I wasn't thinking that we need to be able to provide a polyfill for the extension; maybe there is no need to.
If a library want to use the event loop, it should require "ext-eventloop:*".

Requiring an extension to be installed greatly hinders adoption.

If you read https://www.martinfowler.com/articles/asyncJS.html, you'll see that it mostly just advises not to test async code, but mock all async components in a sync way. https://www.martinfowler.com/articles/nonDeterminism.html is the more important one, talking about isolation of test cases. It's not a good idea to require test cases to clean everything up. All other tests shouldn't be affected either way. Loop::execute ensures there's a clear scope and every test case has its own scope.

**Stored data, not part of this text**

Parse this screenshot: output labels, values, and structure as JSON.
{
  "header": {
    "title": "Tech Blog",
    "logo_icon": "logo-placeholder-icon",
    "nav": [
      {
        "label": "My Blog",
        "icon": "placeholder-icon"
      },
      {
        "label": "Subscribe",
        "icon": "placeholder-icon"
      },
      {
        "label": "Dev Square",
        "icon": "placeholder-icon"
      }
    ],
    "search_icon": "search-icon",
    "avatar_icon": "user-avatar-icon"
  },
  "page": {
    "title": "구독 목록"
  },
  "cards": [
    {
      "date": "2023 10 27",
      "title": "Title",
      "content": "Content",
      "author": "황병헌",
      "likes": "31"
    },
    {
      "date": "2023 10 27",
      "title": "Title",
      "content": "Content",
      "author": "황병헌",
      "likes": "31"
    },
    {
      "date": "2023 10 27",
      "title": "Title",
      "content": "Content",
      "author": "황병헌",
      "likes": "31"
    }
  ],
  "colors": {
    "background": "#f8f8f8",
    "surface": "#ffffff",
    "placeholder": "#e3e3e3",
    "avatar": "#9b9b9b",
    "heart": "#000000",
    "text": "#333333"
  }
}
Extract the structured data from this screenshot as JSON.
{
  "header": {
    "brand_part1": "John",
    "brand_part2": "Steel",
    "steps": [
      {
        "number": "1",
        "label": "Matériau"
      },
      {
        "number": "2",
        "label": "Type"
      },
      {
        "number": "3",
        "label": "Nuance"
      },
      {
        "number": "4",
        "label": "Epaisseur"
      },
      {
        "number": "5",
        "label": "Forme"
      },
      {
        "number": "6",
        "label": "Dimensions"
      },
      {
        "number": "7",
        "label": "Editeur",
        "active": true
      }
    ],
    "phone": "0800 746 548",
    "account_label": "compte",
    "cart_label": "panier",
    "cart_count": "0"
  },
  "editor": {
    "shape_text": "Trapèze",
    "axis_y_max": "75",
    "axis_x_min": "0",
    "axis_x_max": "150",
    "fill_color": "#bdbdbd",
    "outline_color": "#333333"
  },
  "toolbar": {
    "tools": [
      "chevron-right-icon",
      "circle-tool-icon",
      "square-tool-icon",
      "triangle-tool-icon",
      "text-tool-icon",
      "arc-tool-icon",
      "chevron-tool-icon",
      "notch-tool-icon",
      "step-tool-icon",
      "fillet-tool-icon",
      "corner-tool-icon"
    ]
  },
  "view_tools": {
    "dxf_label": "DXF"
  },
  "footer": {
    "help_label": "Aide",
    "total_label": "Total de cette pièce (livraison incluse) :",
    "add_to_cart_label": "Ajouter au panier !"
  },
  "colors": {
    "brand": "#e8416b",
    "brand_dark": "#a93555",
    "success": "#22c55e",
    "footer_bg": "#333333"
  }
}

You might also want to have a look at https://github.com/nodejs/node/blob/master/doc/guides/writing-tests.md, which uses one process per test, like PHPT tests do. Generally, you want to have a look at how Node tests are written, not client side JS tests, because client side JS really usually can avoid async APIs.

Now you might say we can also use PHPUnit's setUp to replace the loop with a new one / reset the current loop, but it's easy to forget and you might end up with non-deterministic, non-isolated tests affecting each other without realizing it's due to the missing Loop::set(Loop::createDriver()); / Loop::reset().